This tension between an urbane, educated, retrospective narrative voice and other, more urgent forms of direct speech is a feature of the book throughout. The dominant tone is that of Pip telling his story, but there are a great variety of other languages, different voices and more eccentric styles within this dominant discourse.
This is not to suggest that Pip’s own voice lacks range and variety. As we can see, he can investigate his own childish terror vividly, but he can also recreate Pumblechook’s nemesis with the tar-water to great comic effect. Pumblechook’s’ “appalling spasmodic whooping-cough dance,” his “plunging and expectorating” is described from a child’s point of view but with an educated adults syntax and vocabulary. As narrator, Pip has a sharp way with irony, particularly when it is directed against his own pretensions.

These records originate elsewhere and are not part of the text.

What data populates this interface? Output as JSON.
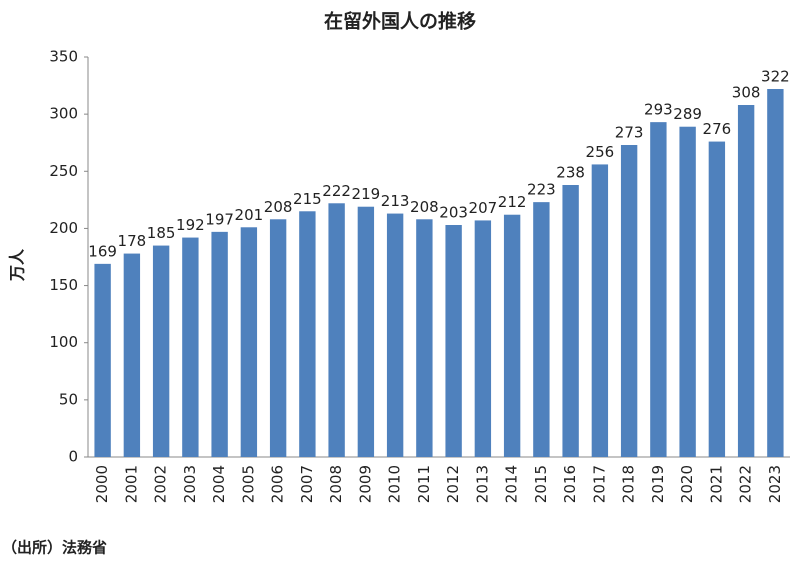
{
  "chart_data": {
    "type": "bar",
    "title": "在留外国人の推移",
    "y_label": "万人",
    "source": "（出所）法務省",
    "categories": [
      "2000",
      "2001",
      "2002",
      "2003",
      "2004",
      "2005",
      "2006",
      "2007",
      "2008",
      "2009",
      "2010",
      "2011",
      "2012",
      "2013",
      "2014",
      "2015",
      "2016",
      "2017",
      "2018",
      "2019",
      "2020",
      "2021",
      "2022",
      "2023"
    ],
    "values": [
      169,
      178,
      185,
      192,
      197,
      201,
      208,
      215,
      222,
      219,
      213,
      208,
      203,
      207,
      212,
      223,
      238,
      256,
      273,
      293,
      289,
      276,
      308,
      322
    ],
    "color": "#4f81bd",
    "ylim": [
      0,
      350
    ],
    "yticks": [
      0,
      50,
      100,
      150,
      200,
      250,
      300,
      350
    ],
    "grid": false
  }
}
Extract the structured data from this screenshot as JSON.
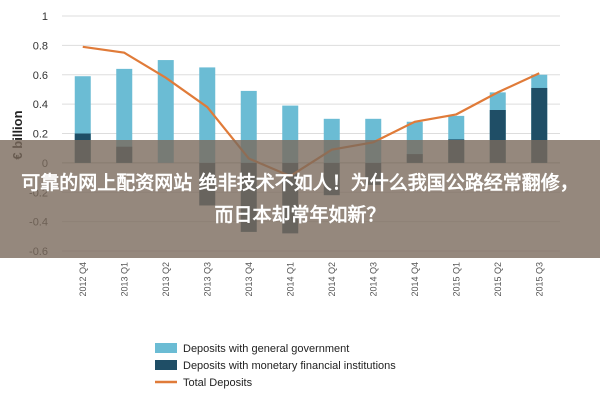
{
  "overlay": {
    "title": "可靠的网上配资网站 绝非技术不如人！为什么我国公路经常翻修，而日本却常年如新？"
  },
  "colors": {
    "light": "#6bbcd4",
    "dark": "#1f4e66",
    "line": "#e07b39",
    "grid": "#dddddd"
  },
  "chart_data": {
    "type": "bar",
    "ylabel": "€ billion",
    "ylim": [
      -0.7,
      1.0
    ],
    "yticks": [
      1,
      0.8,
      0.6,
      0.4,
      0.2,
      0,
      -0.2,
      -0.4,
      -0.6
    ],
    "ytick_labels": [
      "1",
      "0.8",
      "0.6",
      "0.4",
      "0.2",
      "0",
      "-0.2",
      "-0.4",
      "-0.6"
    ],
    "categories": [
      "2012 Q4",
      "2013 Q1",
      "2013 Q2",
      "2013 Q3",
      "2013 Q4",
      "2014 Q1",
      "2014 Q2",
      "2014 Q3",
      "2014 Q4",
      "2015 Q1",
      "2015 Q2",
      "2015 Q3"
    ],
    "series": [
      {
        "name": "Deposits with general government",
        "kind": "bar",
        "color_key": "light",
        "values": [
          0.59,
          0.64,
          0.7,
          0.65,
          0.49,
          0.39,
          0.3,
          0.3,
          0.28,
          0.32,
          0.48,
          0.6
        ]
      },
      {
        "name": "Deposits with monetary financial institutions",
        "kind": "bar",
        "color_key": "dark",
        "values": [
          0.2,
          0.11,
          0.0,
          -0.29,
          -0.47,
          -0.48,
          -0.22,
          -0.15,
          0.06,
          0.16,
          0.36,
          0.51
        ]
      },
      {
        "name": "Total Deposits",
        "kind": "line",
        "color_key": "line",
        "values": [
          0.79,
          0.75,
          0.58,
          0.38,
          0.03,
          -0.09,
          0.09,
          0.14,
          0.28,
          0.33,
          0.48,
          0.61
        ]
      }
    ]
  }
}
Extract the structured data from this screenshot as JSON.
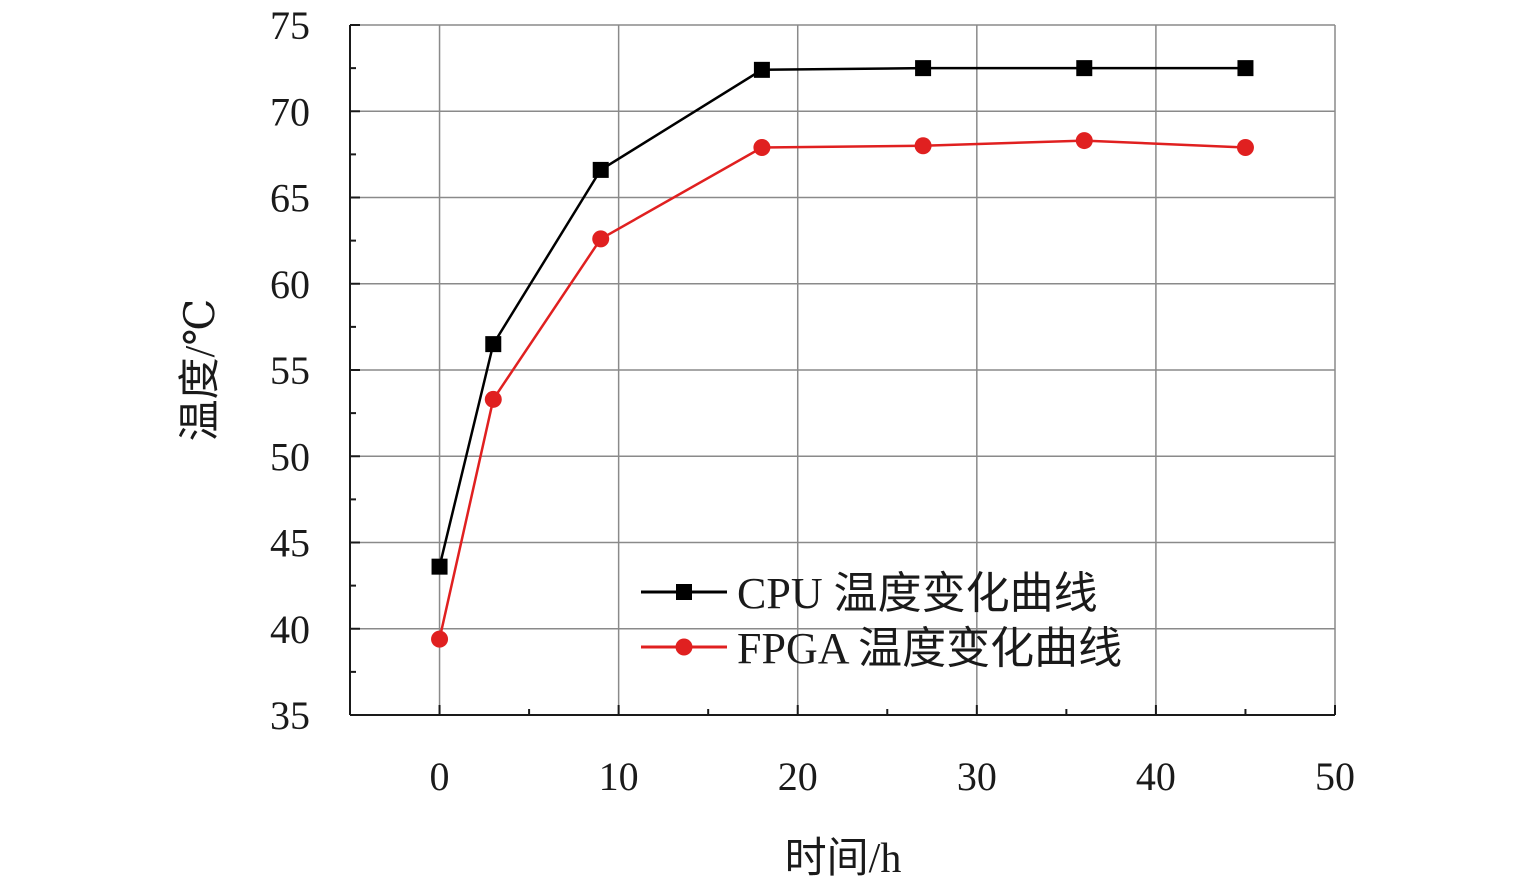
{
  "chart_data": {
    "type": "line",
    "title": "",
    "xlabel": "时间/h",
    "ylabel": "温度/℃",
    "xlim": [
      -5,
      50
    ],
    "ylim": [
      35,
      75
    ],
    "xticks": [
      0,
      10,
      20,
      30,
      40,
      50
    ],
    "yticks": [
      35,
      40,
      45,
      50,
      55,
      60,
      65,
      70,
      75
    ],
    "grid": true,
    "legend_position": "bottom-center",
    "series": [
      {
        "name": "CPU 温度变化曲线",
        "color": "#000000",
        "marker": "square",
        "x": [
          0,
          3,
          9,
          18,
          27,
          36,
          45
        ],
        "y": [
          43.6,
          56.5,
          66.6,
          72.4,
          72.5,
          72.5,
          72.5
        ]
      },
      {
        "name": "FPGA 温度变化曲线",
        "color": "#e02020",
        "marker": "circle",
        "x": [
          0,
          3,
          9,
          18,
          27,
          36,
          45
        ],
        "y": [
          39.4,
          53.3,
          62.6,
          67.9,
          68.0,
          68.3,
          67.9
        ]
      }
    ]
  }
}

Despite the humour and the comic episodes, the prevailing tone of Pip’s narration is one of resigned melancholy. Sometimes the reader feels like an eavesdropper listening to the mature Pip’s reflection on his earlier self. We are persuaded that Pip is explaining the matter to himself as much as to us, his readers. At other times, like the final paragraph of chapter 9, he addresses us more directly. Dickens is at pains to make us share Pip’s trials and tribulations; he wishes to draw us into a relationship with him. Pip can be witty, even cruel st others expense when he observes that Joes education “like steam, was yet in its infancy” but he can also show great empathy and poetic sensibility.
So the style and language of Dickens main narrator is indeed that of a gentleman; it is polished and urbane, well educated and well modulated. However, Pip is a willing reporter of those whose speech is anything but educated and refined. He captures the voices of a wide cross-section of society, stressing degrees of verbal formality, distinctive vocabularies and characteristic oddities of syntax. These range from Miss Havisham’s self dramatising formalities, to the pompous, self-educated aggrandisement of Pumblechook where the distinctive spelling stress the tone and qualities of the speech.
Behind Pip lies Dickens, of course. Along with his other texts, Great Expectations shows all the typical Dickensian tricks of style that emphasise his view on the world. In particular, there are several fine examples of the imaginative transference that makes people perform like robots but objects acquire a life and energy of their own. Of course, this can be very entertaining, but as a technique it has its serious uses. It expresses Dickens’ view of society where material things are valued more than people and people are treated like objects.